Le ministre Schmit a également rappelé la responsabilité des entreprises dans la promotion de l’emploi des jeunes et la nécessité d’assurer une orientation de qualité. "Les efforts des États membres, notamment ceux connaissant un taux de chômage élevé, doivent être soutenus par la mise en œuvre des engagements financiers européens", précise un communiqué conjoint des deux ministres luxembourgeois.
A ce sujet, le ministre luxembourgeois du Travail et de l’Emploi a regretté que sa mise en œuvre rencontre des difficultés dans les Etats membres les plus touchés par la hausse massive du chômage des jeunes. Ainsi les engagements de la Commission européenne en la matière, à savoir le déblocage de 6 milliards d’euros promis à ces pays, ne sont toujours pas une réalité. Le ministre a souligné les problèmes qui subsistent pour investir de manière effective ces fonds dans la Garantie. Un nouveau bilan de sa mise en œuvre sera dressé le 11 juillet par les chefs d’Etat et de gouvernement lors d’un sommet informel prévu à Turin sur l’emploi des jeunes.
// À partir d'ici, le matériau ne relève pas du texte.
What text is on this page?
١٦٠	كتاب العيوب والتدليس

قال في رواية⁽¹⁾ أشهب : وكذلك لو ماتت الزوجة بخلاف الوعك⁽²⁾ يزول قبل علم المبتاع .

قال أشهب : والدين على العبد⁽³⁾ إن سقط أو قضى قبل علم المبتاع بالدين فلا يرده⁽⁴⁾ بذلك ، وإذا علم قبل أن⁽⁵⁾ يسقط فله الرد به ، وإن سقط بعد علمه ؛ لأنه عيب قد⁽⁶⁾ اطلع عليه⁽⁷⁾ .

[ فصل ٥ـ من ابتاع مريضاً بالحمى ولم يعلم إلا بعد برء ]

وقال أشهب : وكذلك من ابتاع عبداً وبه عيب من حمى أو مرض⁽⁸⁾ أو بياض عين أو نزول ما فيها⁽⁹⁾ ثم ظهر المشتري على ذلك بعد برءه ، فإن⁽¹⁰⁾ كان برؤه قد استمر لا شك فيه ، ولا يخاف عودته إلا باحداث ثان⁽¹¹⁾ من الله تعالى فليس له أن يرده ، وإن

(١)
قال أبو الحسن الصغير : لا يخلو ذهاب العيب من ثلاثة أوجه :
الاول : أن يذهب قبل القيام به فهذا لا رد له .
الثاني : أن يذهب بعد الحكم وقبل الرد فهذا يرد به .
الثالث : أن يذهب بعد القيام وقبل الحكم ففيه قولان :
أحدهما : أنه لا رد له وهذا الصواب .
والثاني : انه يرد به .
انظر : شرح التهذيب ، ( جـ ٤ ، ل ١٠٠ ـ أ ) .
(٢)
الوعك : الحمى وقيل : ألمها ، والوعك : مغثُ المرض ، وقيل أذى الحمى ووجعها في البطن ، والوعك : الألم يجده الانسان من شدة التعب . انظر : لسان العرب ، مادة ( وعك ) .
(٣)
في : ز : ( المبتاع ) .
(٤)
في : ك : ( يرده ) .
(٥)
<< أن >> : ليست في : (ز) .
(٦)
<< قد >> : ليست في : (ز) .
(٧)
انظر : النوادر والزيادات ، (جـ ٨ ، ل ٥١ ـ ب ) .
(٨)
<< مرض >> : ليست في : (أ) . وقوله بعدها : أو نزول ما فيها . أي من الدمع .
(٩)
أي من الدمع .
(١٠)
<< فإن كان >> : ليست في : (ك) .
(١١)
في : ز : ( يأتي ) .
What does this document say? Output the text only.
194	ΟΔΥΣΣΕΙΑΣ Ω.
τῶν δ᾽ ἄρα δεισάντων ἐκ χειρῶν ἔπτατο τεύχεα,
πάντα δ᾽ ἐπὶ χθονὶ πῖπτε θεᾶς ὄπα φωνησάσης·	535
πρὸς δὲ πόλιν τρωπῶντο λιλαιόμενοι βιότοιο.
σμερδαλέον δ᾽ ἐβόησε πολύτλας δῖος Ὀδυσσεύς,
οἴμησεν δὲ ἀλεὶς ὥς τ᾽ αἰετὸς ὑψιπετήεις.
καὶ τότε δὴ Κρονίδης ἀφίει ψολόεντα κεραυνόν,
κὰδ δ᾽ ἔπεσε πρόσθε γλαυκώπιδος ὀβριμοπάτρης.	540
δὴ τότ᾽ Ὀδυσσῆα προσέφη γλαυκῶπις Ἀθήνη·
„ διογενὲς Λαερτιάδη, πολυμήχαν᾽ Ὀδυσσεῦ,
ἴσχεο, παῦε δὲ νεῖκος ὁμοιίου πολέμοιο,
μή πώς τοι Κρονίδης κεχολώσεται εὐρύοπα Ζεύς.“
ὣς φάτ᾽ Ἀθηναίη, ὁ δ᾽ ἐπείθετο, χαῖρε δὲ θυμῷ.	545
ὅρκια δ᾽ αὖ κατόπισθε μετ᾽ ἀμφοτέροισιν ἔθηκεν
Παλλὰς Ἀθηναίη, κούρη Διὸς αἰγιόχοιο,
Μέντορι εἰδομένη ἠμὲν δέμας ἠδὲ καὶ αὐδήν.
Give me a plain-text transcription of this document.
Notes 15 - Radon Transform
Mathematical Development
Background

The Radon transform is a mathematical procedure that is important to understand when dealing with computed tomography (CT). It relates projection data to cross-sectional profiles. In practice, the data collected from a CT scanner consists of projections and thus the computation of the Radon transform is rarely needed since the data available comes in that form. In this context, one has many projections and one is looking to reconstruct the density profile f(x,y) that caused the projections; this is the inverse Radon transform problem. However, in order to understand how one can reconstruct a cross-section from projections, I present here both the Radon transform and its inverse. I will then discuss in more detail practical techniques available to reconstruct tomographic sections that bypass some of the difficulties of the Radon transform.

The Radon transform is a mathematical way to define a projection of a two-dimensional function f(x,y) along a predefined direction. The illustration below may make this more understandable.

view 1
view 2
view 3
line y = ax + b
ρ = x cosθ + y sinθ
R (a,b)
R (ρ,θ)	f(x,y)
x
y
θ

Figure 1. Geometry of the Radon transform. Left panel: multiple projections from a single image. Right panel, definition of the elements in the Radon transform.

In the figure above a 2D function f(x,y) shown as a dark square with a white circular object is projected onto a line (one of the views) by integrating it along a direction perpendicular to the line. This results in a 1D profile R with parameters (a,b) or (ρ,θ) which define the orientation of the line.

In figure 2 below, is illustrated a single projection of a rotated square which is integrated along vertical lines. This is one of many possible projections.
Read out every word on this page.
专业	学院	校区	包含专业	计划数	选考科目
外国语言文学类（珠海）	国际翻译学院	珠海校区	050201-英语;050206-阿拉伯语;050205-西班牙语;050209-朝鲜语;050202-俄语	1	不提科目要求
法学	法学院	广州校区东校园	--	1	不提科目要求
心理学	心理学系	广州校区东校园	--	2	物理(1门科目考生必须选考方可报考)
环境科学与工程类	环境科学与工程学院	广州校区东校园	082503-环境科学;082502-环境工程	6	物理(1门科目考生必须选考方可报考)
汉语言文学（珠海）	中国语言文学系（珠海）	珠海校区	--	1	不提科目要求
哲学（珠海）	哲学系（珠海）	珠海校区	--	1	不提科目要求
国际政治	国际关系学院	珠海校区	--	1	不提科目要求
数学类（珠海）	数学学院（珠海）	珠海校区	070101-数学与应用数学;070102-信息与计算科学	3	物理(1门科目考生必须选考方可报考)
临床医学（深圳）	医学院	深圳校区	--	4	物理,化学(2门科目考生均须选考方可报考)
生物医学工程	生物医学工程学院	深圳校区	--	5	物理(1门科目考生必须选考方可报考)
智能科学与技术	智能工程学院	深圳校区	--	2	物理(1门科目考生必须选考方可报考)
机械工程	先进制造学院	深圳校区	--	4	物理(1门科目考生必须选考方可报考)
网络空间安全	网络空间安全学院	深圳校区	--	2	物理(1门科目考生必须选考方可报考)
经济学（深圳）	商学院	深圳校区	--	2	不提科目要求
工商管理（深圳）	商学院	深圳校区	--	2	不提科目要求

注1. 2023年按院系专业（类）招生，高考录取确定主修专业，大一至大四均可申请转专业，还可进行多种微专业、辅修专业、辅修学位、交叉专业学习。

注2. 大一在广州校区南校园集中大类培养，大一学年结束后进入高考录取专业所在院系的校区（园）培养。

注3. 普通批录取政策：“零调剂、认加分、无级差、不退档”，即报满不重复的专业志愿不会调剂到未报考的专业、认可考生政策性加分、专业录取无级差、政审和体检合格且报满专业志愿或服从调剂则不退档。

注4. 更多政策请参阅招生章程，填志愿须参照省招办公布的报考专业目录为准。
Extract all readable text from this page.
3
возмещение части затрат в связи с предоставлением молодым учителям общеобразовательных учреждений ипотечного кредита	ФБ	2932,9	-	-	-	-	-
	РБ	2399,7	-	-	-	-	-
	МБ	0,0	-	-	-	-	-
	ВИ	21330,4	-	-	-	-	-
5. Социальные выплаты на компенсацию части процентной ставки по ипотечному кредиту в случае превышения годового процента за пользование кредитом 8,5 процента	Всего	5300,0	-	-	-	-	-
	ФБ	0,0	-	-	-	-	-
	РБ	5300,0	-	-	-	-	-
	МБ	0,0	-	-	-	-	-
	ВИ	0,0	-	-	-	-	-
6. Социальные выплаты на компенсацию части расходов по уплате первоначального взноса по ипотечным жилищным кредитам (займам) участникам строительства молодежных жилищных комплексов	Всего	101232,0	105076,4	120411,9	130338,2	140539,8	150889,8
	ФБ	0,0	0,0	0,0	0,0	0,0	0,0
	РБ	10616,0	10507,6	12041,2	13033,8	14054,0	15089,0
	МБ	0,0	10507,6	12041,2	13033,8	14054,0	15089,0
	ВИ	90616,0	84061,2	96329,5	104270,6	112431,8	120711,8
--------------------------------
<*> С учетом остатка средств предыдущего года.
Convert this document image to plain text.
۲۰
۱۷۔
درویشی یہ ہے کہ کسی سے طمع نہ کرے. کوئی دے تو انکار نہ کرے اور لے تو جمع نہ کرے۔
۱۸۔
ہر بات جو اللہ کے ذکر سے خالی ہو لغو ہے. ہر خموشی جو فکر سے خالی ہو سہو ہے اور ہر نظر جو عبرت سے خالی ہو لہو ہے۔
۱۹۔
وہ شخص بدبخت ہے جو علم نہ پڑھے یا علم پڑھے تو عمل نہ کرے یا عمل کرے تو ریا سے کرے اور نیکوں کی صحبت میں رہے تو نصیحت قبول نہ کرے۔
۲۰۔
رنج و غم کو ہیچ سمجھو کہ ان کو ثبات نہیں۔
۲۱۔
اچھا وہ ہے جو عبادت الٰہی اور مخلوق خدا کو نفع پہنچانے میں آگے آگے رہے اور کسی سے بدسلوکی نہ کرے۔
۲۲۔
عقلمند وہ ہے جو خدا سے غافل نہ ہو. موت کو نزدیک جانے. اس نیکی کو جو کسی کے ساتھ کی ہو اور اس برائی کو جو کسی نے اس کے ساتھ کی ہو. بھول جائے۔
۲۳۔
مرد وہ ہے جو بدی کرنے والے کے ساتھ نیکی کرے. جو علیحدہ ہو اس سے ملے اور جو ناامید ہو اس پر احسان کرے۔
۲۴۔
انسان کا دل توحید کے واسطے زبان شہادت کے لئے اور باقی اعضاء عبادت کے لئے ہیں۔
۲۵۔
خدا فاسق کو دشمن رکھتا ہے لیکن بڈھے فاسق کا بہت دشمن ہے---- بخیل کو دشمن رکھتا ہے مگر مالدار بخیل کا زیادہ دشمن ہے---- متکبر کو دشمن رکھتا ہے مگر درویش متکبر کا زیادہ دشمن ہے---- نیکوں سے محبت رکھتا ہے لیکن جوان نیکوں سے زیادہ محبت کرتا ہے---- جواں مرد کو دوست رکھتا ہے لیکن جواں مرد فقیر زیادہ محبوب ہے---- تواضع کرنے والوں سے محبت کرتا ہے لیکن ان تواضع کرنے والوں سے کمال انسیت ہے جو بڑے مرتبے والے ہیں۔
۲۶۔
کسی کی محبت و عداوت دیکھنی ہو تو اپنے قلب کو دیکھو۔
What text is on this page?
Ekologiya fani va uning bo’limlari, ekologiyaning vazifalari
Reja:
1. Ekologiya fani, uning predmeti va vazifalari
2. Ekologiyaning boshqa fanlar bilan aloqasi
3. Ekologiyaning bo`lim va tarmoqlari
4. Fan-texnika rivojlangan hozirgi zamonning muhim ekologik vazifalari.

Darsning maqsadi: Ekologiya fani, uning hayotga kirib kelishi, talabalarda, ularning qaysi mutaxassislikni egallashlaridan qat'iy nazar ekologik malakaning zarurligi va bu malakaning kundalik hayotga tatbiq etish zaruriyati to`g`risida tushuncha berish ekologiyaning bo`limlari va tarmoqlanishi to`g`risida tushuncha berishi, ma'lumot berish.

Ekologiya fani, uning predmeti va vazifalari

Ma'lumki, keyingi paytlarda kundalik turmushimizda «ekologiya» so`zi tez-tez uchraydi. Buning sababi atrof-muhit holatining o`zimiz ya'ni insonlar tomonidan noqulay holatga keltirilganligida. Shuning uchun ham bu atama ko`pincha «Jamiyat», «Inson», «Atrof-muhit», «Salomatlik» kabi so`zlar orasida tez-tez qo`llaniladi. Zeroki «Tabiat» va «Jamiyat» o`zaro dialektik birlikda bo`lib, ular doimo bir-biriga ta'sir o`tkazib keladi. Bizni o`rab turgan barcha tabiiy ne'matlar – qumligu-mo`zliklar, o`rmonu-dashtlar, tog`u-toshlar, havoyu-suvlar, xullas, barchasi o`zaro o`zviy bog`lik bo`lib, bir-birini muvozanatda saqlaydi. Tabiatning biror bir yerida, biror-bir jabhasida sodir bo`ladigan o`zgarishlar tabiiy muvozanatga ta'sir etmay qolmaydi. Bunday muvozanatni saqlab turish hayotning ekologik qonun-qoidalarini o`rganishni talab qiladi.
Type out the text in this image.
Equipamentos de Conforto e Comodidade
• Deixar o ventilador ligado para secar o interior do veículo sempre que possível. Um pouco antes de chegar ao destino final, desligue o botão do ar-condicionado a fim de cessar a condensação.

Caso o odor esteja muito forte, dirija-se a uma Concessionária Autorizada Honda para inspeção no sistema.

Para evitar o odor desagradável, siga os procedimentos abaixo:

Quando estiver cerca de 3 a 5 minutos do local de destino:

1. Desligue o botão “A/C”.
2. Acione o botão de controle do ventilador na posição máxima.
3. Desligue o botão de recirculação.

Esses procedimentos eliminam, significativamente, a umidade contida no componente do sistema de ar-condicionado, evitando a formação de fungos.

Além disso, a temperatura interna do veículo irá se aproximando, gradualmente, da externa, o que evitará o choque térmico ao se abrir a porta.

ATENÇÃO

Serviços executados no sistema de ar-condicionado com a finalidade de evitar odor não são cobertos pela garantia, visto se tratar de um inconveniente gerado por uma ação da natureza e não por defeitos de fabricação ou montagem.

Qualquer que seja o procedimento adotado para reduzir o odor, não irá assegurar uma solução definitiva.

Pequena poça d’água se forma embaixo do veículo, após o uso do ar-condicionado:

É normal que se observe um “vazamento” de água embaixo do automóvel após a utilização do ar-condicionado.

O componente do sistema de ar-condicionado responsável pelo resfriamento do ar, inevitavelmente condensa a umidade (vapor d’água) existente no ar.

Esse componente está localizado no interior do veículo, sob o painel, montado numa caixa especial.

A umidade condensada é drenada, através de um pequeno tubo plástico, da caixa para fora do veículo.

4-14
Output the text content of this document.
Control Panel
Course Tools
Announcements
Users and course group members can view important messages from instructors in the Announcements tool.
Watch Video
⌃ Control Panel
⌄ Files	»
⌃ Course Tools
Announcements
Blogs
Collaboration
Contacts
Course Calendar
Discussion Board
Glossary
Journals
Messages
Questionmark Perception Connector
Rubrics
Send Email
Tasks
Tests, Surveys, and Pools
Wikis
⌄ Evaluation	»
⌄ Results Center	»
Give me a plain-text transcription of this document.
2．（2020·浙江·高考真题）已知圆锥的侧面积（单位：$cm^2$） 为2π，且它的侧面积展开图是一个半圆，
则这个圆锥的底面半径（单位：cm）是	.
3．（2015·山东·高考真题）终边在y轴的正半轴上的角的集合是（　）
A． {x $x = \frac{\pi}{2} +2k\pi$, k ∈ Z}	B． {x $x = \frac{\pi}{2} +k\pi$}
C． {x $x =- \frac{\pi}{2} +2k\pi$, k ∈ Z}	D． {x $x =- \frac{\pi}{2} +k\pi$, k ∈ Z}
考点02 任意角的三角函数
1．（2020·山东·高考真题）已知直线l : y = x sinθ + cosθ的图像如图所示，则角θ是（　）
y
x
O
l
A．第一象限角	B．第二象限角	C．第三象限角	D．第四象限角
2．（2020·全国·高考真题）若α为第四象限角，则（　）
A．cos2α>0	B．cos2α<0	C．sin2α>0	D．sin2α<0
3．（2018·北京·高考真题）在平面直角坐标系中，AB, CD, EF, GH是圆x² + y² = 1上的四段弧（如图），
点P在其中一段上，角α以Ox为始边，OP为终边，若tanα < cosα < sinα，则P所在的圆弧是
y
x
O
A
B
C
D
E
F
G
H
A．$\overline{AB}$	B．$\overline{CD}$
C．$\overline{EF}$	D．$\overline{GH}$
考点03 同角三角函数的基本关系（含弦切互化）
Le Conseil a par ailleurs pris note d'un rapport d’avancement sur le projet de plate-forme pour améliorer la coopération au niveau européen afin de prévenir et de décourager le travail non déclaré plus efficacement, proposé par la Commission en avril 2014.
Pour mémoire, la plate-forme aura pour objectif de faciliter l'échange des meilleures pratiques et de l'information, de fournir un cadre au niveau européen pour le développement de l’expertise et de l’analyse en la matière, et de promouvoir des actions communes entre les différentes autorités nationales de contrôle des Etats membres. La proposition prévoit en outre la participation de tous les Etats membres dans la plate-forme, jugée "essentielle" pour répondre aux situations transfrontalières.
"De nombreux ministres ont exprimé leur satisfaction pour les progrès rapides réalisés sur ce dossier au cours de la présidence hellénique et regretté que le Conseil ne soit pas en mesure d’adopter une approche générale", peut-on lire dans les conclusions du Conseil. Le rapport souligne en effet que "davantage de travail sur un petit nombre de questions est encore nécessaire afin de convenir d'une approche générale".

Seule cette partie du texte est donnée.